Debate sobre o aumento dos casos de violência doméstica durante a quarentena

Enviada em 22/02/2021

A violência contra a mulher vem se tornando ao longo dos anos um dos maiores e mais importantes problemas da sociedade brasileira, e milhares de pessoas sofrem com esse problema constantemente, porém durante esse período de isolamento social, as taxas de violência doméstica aumentaram de uma forma abrupta. Apesar de ser um problema que recentemente começou a ser tratado com mais seriedade, as pessoas só começam a ver a real importância do combate a esse tipo de violência quando o problema é próximo de si. O fato é que não devemos omitir caso isso ocorra com alguém que conheça ou não, de alguma forma estaremos salvando uma vida.

Segundo o jornal folha de São paulo, a região Sudeste do país teve nos anos de 2018 e 2019 cerca de 900 casos de feminícidio sendo esses dados apenas casos registrados sem levar em conta os casos que são subnotificados  e omitidos dos órgãos competentes.
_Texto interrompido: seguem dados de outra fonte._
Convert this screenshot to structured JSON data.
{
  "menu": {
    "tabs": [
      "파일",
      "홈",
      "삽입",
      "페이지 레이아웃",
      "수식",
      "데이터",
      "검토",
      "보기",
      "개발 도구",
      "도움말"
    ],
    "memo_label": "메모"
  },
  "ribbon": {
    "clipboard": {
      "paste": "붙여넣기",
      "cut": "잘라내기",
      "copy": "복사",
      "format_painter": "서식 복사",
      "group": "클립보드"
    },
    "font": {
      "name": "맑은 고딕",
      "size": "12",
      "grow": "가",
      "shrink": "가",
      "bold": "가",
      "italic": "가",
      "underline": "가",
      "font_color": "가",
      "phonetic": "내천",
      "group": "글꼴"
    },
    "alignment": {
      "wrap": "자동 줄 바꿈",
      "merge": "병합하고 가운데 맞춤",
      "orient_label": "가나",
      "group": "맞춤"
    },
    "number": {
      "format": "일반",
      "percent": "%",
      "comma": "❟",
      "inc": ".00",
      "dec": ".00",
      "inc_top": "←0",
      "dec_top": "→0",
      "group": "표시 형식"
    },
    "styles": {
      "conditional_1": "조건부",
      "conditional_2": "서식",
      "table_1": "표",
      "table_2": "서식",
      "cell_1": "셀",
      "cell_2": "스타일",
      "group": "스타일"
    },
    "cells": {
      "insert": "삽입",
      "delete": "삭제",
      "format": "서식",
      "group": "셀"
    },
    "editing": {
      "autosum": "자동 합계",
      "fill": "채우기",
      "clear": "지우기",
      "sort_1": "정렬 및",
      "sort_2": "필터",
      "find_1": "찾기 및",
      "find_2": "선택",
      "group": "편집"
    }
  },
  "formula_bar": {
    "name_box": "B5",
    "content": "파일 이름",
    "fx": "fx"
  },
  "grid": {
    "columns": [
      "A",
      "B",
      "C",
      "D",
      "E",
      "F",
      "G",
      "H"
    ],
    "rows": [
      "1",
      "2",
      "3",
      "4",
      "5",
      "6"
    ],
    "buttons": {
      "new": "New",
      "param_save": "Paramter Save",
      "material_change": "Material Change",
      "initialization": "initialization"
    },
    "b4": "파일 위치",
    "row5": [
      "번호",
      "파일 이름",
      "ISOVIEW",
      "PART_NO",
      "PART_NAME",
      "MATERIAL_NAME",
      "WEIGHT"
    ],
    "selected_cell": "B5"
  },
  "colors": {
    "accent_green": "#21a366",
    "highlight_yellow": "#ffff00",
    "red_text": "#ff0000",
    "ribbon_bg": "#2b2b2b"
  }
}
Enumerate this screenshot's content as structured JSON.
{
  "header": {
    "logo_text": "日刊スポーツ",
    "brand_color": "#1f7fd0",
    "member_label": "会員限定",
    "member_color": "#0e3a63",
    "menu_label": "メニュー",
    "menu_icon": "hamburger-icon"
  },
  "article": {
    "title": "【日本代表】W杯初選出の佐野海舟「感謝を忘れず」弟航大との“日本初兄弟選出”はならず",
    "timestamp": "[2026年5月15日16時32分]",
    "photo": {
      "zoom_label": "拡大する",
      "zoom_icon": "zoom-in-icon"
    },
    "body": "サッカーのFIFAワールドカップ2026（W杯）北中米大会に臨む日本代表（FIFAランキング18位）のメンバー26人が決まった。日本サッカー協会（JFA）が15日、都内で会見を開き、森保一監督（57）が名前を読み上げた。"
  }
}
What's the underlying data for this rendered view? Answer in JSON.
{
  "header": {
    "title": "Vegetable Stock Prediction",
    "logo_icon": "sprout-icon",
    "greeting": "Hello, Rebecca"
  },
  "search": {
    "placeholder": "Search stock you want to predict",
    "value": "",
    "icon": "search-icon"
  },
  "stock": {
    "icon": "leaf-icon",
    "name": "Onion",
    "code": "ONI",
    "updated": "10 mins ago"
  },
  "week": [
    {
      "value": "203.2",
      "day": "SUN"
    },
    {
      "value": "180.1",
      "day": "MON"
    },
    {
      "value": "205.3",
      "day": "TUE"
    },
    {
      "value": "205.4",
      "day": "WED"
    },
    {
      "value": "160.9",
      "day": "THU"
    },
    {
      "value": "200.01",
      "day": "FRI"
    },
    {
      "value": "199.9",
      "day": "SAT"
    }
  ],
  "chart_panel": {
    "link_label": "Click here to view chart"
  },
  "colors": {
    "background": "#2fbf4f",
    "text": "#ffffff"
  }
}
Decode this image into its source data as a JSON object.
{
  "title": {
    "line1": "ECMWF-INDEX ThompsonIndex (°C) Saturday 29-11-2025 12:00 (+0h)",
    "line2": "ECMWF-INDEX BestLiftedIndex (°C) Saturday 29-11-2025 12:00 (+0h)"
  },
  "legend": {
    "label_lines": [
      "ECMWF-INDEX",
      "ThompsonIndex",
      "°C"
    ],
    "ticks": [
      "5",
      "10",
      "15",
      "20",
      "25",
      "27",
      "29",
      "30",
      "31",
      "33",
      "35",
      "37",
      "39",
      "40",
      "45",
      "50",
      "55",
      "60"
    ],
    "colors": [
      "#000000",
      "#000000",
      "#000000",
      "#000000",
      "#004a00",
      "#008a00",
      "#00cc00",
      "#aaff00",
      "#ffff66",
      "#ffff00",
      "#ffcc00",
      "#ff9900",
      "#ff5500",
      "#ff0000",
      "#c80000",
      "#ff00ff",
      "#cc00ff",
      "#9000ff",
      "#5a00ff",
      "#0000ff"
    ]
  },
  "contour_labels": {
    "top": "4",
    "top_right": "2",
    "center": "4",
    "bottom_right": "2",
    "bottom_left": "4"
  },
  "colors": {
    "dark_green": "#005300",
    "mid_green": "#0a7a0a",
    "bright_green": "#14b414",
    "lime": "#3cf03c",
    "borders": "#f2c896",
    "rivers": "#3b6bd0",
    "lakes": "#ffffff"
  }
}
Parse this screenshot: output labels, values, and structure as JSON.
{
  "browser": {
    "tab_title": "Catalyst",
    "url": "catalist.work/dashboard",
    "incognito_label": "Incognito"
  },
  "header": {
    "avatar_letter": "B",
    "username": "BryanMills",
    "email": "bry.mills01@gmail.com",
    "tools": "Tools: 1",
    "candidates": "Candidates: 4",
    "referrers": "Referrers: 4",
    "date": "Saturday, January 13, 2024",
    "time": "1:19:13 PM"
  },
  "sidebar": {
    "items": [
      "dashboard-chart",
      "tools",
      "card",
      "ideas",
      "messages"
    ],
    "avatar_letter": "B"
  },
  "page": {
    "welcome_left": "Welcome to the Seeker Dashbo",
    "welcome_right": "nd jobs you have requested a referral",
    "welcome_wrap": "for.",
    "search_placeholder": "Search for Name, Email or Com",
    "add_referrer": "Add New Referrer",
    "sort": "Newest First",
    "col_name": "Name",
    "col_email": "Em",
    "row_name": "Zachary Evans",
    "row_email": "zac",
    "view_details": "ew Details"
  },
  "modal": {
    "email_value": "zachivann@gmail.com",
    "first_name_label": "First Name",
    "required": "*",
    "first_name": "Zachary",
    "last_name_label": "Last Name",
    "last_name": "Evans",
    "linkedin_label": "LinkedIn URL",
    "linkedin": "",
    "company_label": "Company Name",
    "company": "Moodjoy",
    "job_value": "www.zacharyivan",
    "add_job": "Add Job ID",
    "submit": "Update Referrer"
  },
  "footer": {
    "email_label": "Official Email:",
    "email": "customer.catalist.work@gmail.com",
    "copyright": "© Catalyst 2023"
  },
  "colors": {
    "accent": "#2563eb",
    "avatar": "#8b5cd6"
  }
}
No contexto da pandemia de COVID-19 os atendimentos da polícia militar á mulheres vítimas de violência aumentaram 44,9% no estado de São Paulo. Em relatório divulgado no dia 20 de junho, o fórum brasileiro de segurança pública(FBSP) informa que o total de socorros prestados passou de 6.775 para 9.817, na comparação entre  Março de 2019 á Março de 2020.

Apesar de ter sido registrado o aumento dos casos de violência doméstica, sabe-se que esses números de casos é bem maior por conta da subnotificação dos casos e formalizar a denúncia policial se tornou uma grande dificuldade para as vítimas além dos obstáculos, já existentes a quarentena e as regras de isolamento social contribuiram mais para que esses casos não chegassem ás mãos dos órgãos competentes.

Levando em conta o que se foi observado, temos em vista que todos os dias têm muitas mulheres que perdem suas vidas de forma violenta em algum lugar do país e com os números alarmantes e para que aos poucos esses números possam diminuir o Governo deve capacitar mais profissionais, auxiliar com apoio de psicólogos ás sobreviventes e suas famílias, nas escolas educar e conscientizar a população, e a mídia ser mais consciente e responsável em notificar a população de um grande problema que hoje infelizmente é ignorado pela sociedade brasileira.